A Combinatorial Algorithm for Approximating the Optimal Transport in the Parallel and MPC Settings

Part of Advances in Neural Information Processing Systems 36 (NeurIPS 2023) Main Conference Track

Bibtex Paper Supplemental

Authors

Nathaniel Lahn, Sharath Raghvendra, Kaiyi Zhang

Abstract

Optimal Transport is a popular distance metric for measuring similarity between distributions. Exact and approximate combinatorial algorithms for computing the optimal transport distance are hard to parallelize. This has motivated the development of numerical solvers (e.g. Sinkhorn method) that can exploit GPU parallelism and produce approximate solutions. We introduce the first parallel combinatorial algorithm to find an additive $\varepsilon$-approximation of the OT distance.
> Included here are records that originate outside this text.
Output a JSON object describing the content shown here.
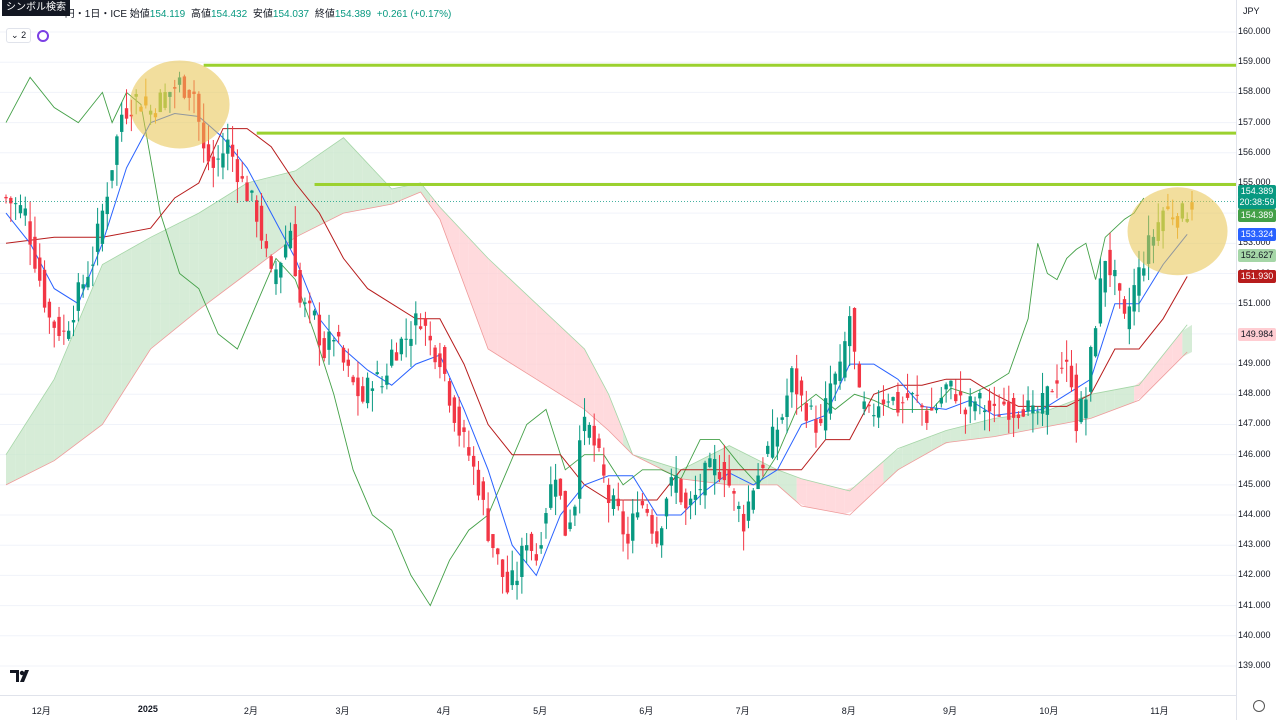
{
  "symbol_search_label": "シンボル検索",
  "header": {
    "title": "円・1日・ICE",
    "open_label": "始値",
    "open": "154.119",
    "high_label": "高値",
    "high": "154.432",
    "low_label": "安値",
    "low": "154.037",
    "close_label": "終値",
    "close": "154.389",
    "change": "+0.261 (+0.17%)",
    "indicator_count": "2"
  },
  "currency": "JPY",
  "price_badges": {
    "last": "154.389",
    "countdown": "20:38:59",
    "last_green": "154.389",
    "blue": "153.324",
    "light_green": "152.627",
    "red": "151.930",
    "pink": "149.984"
  },
  "colors": {
    "up": "#089981",
    "down": "#f23645",
    "tenkan": "#2962ff",
    "kijun": "#b71c1c",
    "chikou": "#43a047",
    "cloud_bull": "#c8e6c9",
    "cloud_bear": "#ffcdd2",
    "resistance": "#9bd12f",
    "highlight": "#e8c34c",
    "highlight_candle": "#f0a830"
  },
  "chart_data": {
    "type": "candlestick",
    "y_axis_ticks": [
      "160.000",
      "159.000",
      "158.000",
      "157.000",
      "156.000",
      "155.000",
      "154.000",
      "153.000",
      "152.000",
      "151.000",
      "150.000",
      "149.000",
      "148.000",
      "147.000",
      "146.000",
      "145.000",
      "144.000",
      "143.000",
      "142.000",
      "141.000",
      "140.000",
      "139.000"
    ],
    "ylim": [
      138.5,
      161.0
    ],
    "x_axis_labels": [
      {
        "label": "12月",
        "index": 7
      },
      {
        "label": "2025",
        "index": 29
      },
      {
        "label": "2月",
        "index": 51
      },
      {
        "label": "3月",
        "index": 70
      },
      {
        "label": "4月",
        "index": 91
      },
      {
        "label": "5月",
        "index": 111
      },
      {
        "label": "6月",
        "index": 133
      },
      {
        "label": "7月",
        "index": 153
      },
      {
        "label": "8月",
        "index": 175
      },
      {
        "label": "9月",
        "index": 196
      },
      {
        "label": "10月",
        "index": 216
      },
      {
        "label": "11月",
        "index": 239
      }
    ],
    "candle_count": 247,
    "price_path": [
      [
        0,
        154.5
      ],
      [
        4,
        154.0
      ],
      [
        6,
        152.5
      ],
      [
        9,
        150.5
      ],
      [
        12,
        150.0
      ],
      [
        15,
        151.3
      ],
      [
        18,
        152.5
      ],
      [
        21,
        154.8
      ],
      [
        24,
        157.3
      ],
      [
        27,
        157.8
      ],
      [
        30,
        157.4
      ],
      [
        33,
        157.9
      ],
      [
        36,
        158.3
      ],
      [
        39,
        158.0
      ],
      [
        41,
        156.0
      ],
      [
        43,
        155.5
      ],
      [
        46,
        156.3
      ],
      [
        49,
        155.0
      ],
      [
        52,
        154.0
      ],
      [
        55,
        151.8
      ],
      [
        57,
        152.5
      ],
      [
        59,
        153.5
      ],
      [
        61,
        151.0
      ],
      [
        64,
        150.5
      ],
      [
        66,
        149.4
      ],
      [
        68,
        150.0
      ],
      [
        70,
        149.0
      ],
      [
        72,
        148.3
      ],
      [
        74,
        147.8
      ],
      [
        76,
        148.6
      ],
      [
        78,
        148.3
      ],
      [
        80,
        149.4
      ],
      [
        83,
        149.9
      ],
      [
        86,
        150.6
      ],
      [
        88,
        149.7
      ],
      [
        90,
        149.3
      ],
      [
        92,
        148.0
      ],
      [
        94,
        146.8
      ],
      [
        96,
        146.0
      ],
      [
        98,
        145.0
      ],
      [
        100,
        143.5
      ],
      [
        102,
        142.5
      ],
      [
        104,
        141.5
      ],
      [
        106,
        142.0
      ],
      [
        108,
        143.3
      ],
      [
        110,
        142.6
      ],
      [
        112,
        144.3
      ],
      [
        114,
        145.5
      ],
      [
        116,
        143.5
      ],
      [
        118,
        144.5
      ],
      [
        119,
        146.9
      ],
      [
        121,
        146.8
      ],
      [
        123,
        145.8
      ],
      [
        125,
        144.5
      ],
      [
        127,
        144.0
      ],
      [
        129,
        143.0
      ],
      [
        131,
        144.5
      ],
      [
        133,
        144.2
      ],
      [
        135,
        143.2
      ],
      [
        137,
        144.7
      ],
      [
        139,
        145.2
      ],
      [
        141,
        144.1
      ],
      [
        143,
        144.6
      ],
      [
        145,
        145.3
      ],
      [
        147,
        145.6
      ],
      [
        149,
        145.5
      ],
      [
        151,
        144.5
      ],
      [
        153,
        143.8
      ],
      [
        155,
        145.0
      ],
      [
        157,
        145.8
      ],
      [
        159,
        146.5
      ],
      [
        161,
        147.3
      ],
      [
        163,
        148.6
      ],
      [
        165,
        147.8
      ],
      [
        167,
        147.3
      ],
      [
        169,
        146.8
      ],
      [
        171,
        148.3
      ],
      [
        173,
        148.7
      ],
      [
        175,
        150.6
      ],
      [
        177,
        147.8
      ],
      [
        179,
        147.2
      ],
      [
        181,
        147.8
      ],
      [
        183,
        148.0
      ],
      [
        185,
        147.6
      ],
      [
        187,
        147.9
      ],
      [
        189,
        147.8
      ],
      [
        191,
        147.3
      ],
      [
        193,
        147.6
      ],
      [
        195,
        148.2
      ],
      [
        197,
        148.1
      ],
      [
        199,
        147.4
      ],
      [
        201,
        147.8
      ],
      [
        203,
        147.6
      ],
      [
        205,
        147.3
      ],
      [
        207,
        147.7
      ],
      [
        209,
        147.5
      ],
      [
        211,
        147.7
      ],
      [
        213,
        147.2
      ],
      [
        215,
        147.6
      ],
      [
        217,
        148.3
      ],
      [
        219,
        149.0
      ],
      [
        221,
        148.6
      ],
      [
        222,
        147.1
      ],
      [
        224,
        147.9
      ],
      [
        226,
        150.5
      ],
      [
        228,
        152.6
      ],
      [
        230,
        151.7
      ],
      [
        232,
        150.3
      ],
      [
        234,
        151.5
      ],
      [
        236,
        152.5
      ],
      [
        238,
        153.3
      ],
      [
        240,
        154.1
      ],
      [
        242,
        154.0
      ],
      [
        244,
        153.9
      ],
      [
        246,
        154.4
      ]
    ],
    "highlight_candles": [
      [
        27,
        33
      ],
      [
        239,
        246
      ]
    ],
    "cloud_top": [
      [
        0,
        146.0
      ],
      [
        10,
        148.5
      ],
      [
        20,
        152.3
      ],
      [
        30,
        153.2
      ],
      [
        40,
        154.0
      ],
      [
        50,
        155.0
      ],
      [
        60,
        155.4
      ],
      [
        70,
        156.5
      ],
      [
        80,
        154.8
      ],
      [
        86,
        155.0
      ],
      [
        90,
        154.2
      ],
      [
        100,
        152.5
      ],
      [
        110,
        151.0
      ],
      [
        120,
        149.5
      ],
      [
        125,
        148.0
      ],
      [
        130,
        146.0
      ],
      [
        140,
        145.5
      ],
      [
        150,
        146.3
      ],
      [
        160,
        145.5
      ],
      [
        165,
        145.2
      ],
      [
        175,
        144.8
      ],
      [
        185,
        146.2
      ],
      [
        195,
        146.8
      ],
      [
        205,
        147.2
      ],
      [
        215,
        147.4
      ],
      [
        225,
        148.0
      ],
      [
        235,
        148.3
      ],
      [
        245,
        150.3
      ]
    ],
    "cloud_bottom": [
      [
        0,
        145.0
      ],
      [
        10,
        145.8
      ],
      [
        20,
        147.0
      ],
      [
        30,
        149.5
      ],
      [
        40,
        150.8
      ],
      [
        50,
        152.0
      ],
      [
        60,
        153.2
      ],
      [
        70,
        154.0
      ],
      [
        80,
        154.3
      ],
      [
        86,
        154.7
      ],
      [
        90,
        153.8
      ],
      [
        100,
        149.5
      ],
      [
        110,
        148.5
      ],
      [
        120,
        147.5
      ],
      [
        125,
        146.8
      ],
      [
        130,
        146.0
      ],
      [
        140,
        145.2
      ],
      [
        150,
        145.0
      ],
      [
        160,
        145.0
      ],
      [
        165,
        144.3
      ],
      [
        175,
        144.0
      ],
      [
        185,
        145.5
      ],
      [
        195,
        146.4
      ],
      [
        205,
        146.6
      ],
      [
        215,
        146.9
      ],
      [
        225,
        147.2
      ],
      [
        235,
        147.8
      ],
      [
        245,
        149.4
      ]
    ],
    "tenkan": [
      [
        0,
        154.0
      ],
      [
        5,
        153.0
      ],
      [
        10,
        151.5
      ],
      [
        15,
        151.0
      ],
      [
        20,
        153.0
      ],
      [
        25,
        155.5
      ],
      [
        30,
        157.0
      ],
      [
        35,
        157.3
      ],
      [
        40,
        157.2
      ],
      [
        45,
        156.5
      ],
      [
        50,
        155.5
      ],
      [
        55,
        154.0
      ],
      [
        60,
        152.5
      ],
      [
        65,
        150.5
      ],
      [
        70,
        149.5
      ],
      [
        75,
        148.8
      ],
      [
        80,
        148.3
      ],
      [
        85,
        149.0
      ],
      [
        90,
        149.3
      ],
      [
        95,
        147.5
      ],
      [
        100,
        145.5
      ],
      [
        105,
        143.0
      ],
      [
        110,
        142.0
      ],
      [
        115,
        144.0
      ],
      [
        120,
        145.0
      ],
      [
        125,
        145.3
      ],
      [
        130,
        145.3
      ],
      [
        135,
        144.0
      ],
      [
        140,
        144.0
      ],
      [
        145,
        144.8
      ],
      [
        150,
        145.4
      ],
      [
        155,
        145.0
      ],
      [
        160,
        145.5
      ],
      [
        165,
        147.0
      ],
      [
        170,
        147.3
      ],
      [
        175,
        149.0
      ],
      [
        180,
        149.0
      ],
      [
        185,
        148.5
      ],
      [
        190,
        147.6
      ],
      [
        195,
        147.5
      ],
      [
        200,
        147.8
      ],
      [
        205,
        147.3
      ],
      [
        210,
        147.4
      ],
      [
        215,
        147.5
      ],
      [
        220,
        148.0
      ],
      [
        225,
        148.5
      ],
      [
        230,
        151.0
      ],
      [
        235,
        151.0
      ],
      [
        240,
        152.3
      ],
      [
        245,
        153.3
      ]
    ],
    "kijun": [
      [
        0,
        153.0
      ],
      [
        10,
        153.2
      ],
      [
        20,
        153.2
      ],
      [
        30,
        153.5
      ],
      [
        35,
        154.5
      ],
      [
        40,
        155.0
      ],
      [
        45,
        156.8
      ],
      [
        50,
        156.8
      ],
      [
        55,
        156.2
      ],
      [
        60,
        155.0
      ],
      [
        65,
        154.0
      ],
      [
        70,
        152.5
      ],
      [
        75,
        151.5
      ],
      [
        80,
        151.0
      ],
      [
        85,
        150.5
      ],
      [
        90,
        150.5
      ],
      [
        95,
        149.0
      ],
      [
        100,
        147.0
      ],
      [
        105,
        146.0
      ],
      [
        110,
        146.0
      ],
      [
        115,
        146.0
      ],
      [
        120,
        145.0
      ],
      [
        125,
        144.5
      ],
      [
        130,
        144.5
      ],
      [
        135,
        144.5
      ],
      [
        140,
        145.5
      ],
      [
        145,
        145.5
      ],
      [
        150,
        145.5
      ],
      [
        155,
        145.5
      ],
      [
        160,
        145.5
      ],
      [
        165,
        145.5
      ],
      [
        170,
        146.5
      ],
      [
        175,
        146.5
      ],
      [
        180,
        148.0
      ],
      [
        185,
        148.3
      ],
      [
        190,
        148.3
      ],
      [
        195,
        148.5
      ],
      [
        200,
        148.5
      ],
      [
        205,
        148.0
      ],
      [
        210,
        147.6
      ],
      [
        215,
        147.6
      ],
      [
        220,
        147.6
      ],
      [
        225,
        148.0
      ],
      [
        230,
        149.5
      ],
      [
        235,
        149.5
      ],
      [
        240,
        150.5
      ],
      [
        245,
        151.9
      ]
    ],
    "chikou": [
      [
        0,
        157.0
      ],
      [
        5,
        158.5
      ],
      [
        10,
        157.5
      ],
      [
        15,
        157.0
      ],
      [
        20,
        158.0
      ],
      [
        22,
        157.0
      ],
      [
        25,
        158.0
      ],
      [
        28,
        157.6
      ],
      [
        32,
        154.0
      ],
      [
        36,
        152.0
      ],
      [
        40,
        151.5
      ],
      [
        44,
        150.0
      ],
      [
        48,
        149.5
      ],
      [
        52,
        151.0
      ],
      [
        56,
        152.5
      ],
      [
        60,
        151.8
      ],
      [
        64,
        150.0
      ],
      [
        68,
        148.0
      ],
      [
        72,
        145.5
      ],
      [
        76,
        144.0
      ],
      [
        80,
        143.5
      ],
      [
        84,
        142.0
      ],
      [
        88,
        141.0
      ],
      [
        92,
        142.5
      ],
      [
        96,
        143.5
      ],
      [
        100,
        144.0
      ],
      [
        104,
        145.5
      ],
      [
        108,
        147.0
      ],
      [
        112,
        147.5
      ],
      [
        116,
        145.5
      ],
      [
        120,
        146.0
      ],
      [
        124,
        146.0
      ],
      [
        128,
        145.0
      ],
      [
        132,
        145.5
      ],
      [
        136,
        145.5
      ],
      [
        140,
        145.2
      ],
      [
        144,
        146.5
      ],
      [
        148,
        146.5
      ],
      [
        152,
        145.7
      ],
      [
        156,
        145.0
      ],
      [
        160,
        146.0
      ],
      [
        164,
        147.5
      ],
      [
        168,
        148.0
      ],
      [
        172,
        147.5
      ],
      [
        176,
        148.0
      ],
      [
        180,
        147.8
      ],
      [
        184,
        147.5
      ],
      [
        188,
        147.5
      ],
      [
        192,
        147.5
      ],
      [
        196,
        148.2
      ],
      [
        200,
        148.0
      ],
      [
        204,
        148.3
      ],
      [
        208,
        148.7
      ],
      [
        212,
        150.5
      ],
      [
        214,
        153.0
      ],
      [
        216,
        152.0
      ],
      [
        218,
        151.8
      ],
      [
        220,
        152.5
      ],
      [
        222,
        152.8
      ],
      [
        224,
        153.0
      ],
      [
        226,
        151.8
      ],
      [
        228,
        153.2
      ],
      [
        230,
        153.5
      ],
      [
        232,
        153.8
      ],
      [
        234,
        154.0
      ],
      [
        236,
        154.5
      ]
    ],
    "horizontal_lines": [
      {
        "price": 158.9,
        "start": 41
      },
      {
        "price": 156.65,
        "start": 52
      },
      {
        "price": 154.95,
        "start": 64
      }
    ],
    "last_price": 154.389,
    "highlight_circles": [
      {
        "center_index": 36,
        "price": 157.6
      },
      {
        "center_index": 243,
        "price": 153.4
      }
    ]
  }
}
The parallel complexity of our algorithm is $O(\log(n)/ \varepsilon^2)$ where $n$ is the total support size for the input distributions. In Massive Parallel Computation (MPC) frameworks such as Hadoop and MapReduce, our algorithm computes an $\varepsilon$-approximate transport plan in $O(\log (\log (n/\varepsilon))/\varepsilon^2)$ rounds with $O(n/\varepsilon)$ space per machine; all prior algorithms in the MPC framework take $\Omega(\log n)$ rounds. We also provide a GPU-friendly matrix-based interpretation of our algorithm where each step of the algorithm is row or column manipulation of the matrix. Experiments suggest that our combinatorial algorithm is faster than the state-of-the-art approximate solvers in the GPU, especially for higher values of $n$.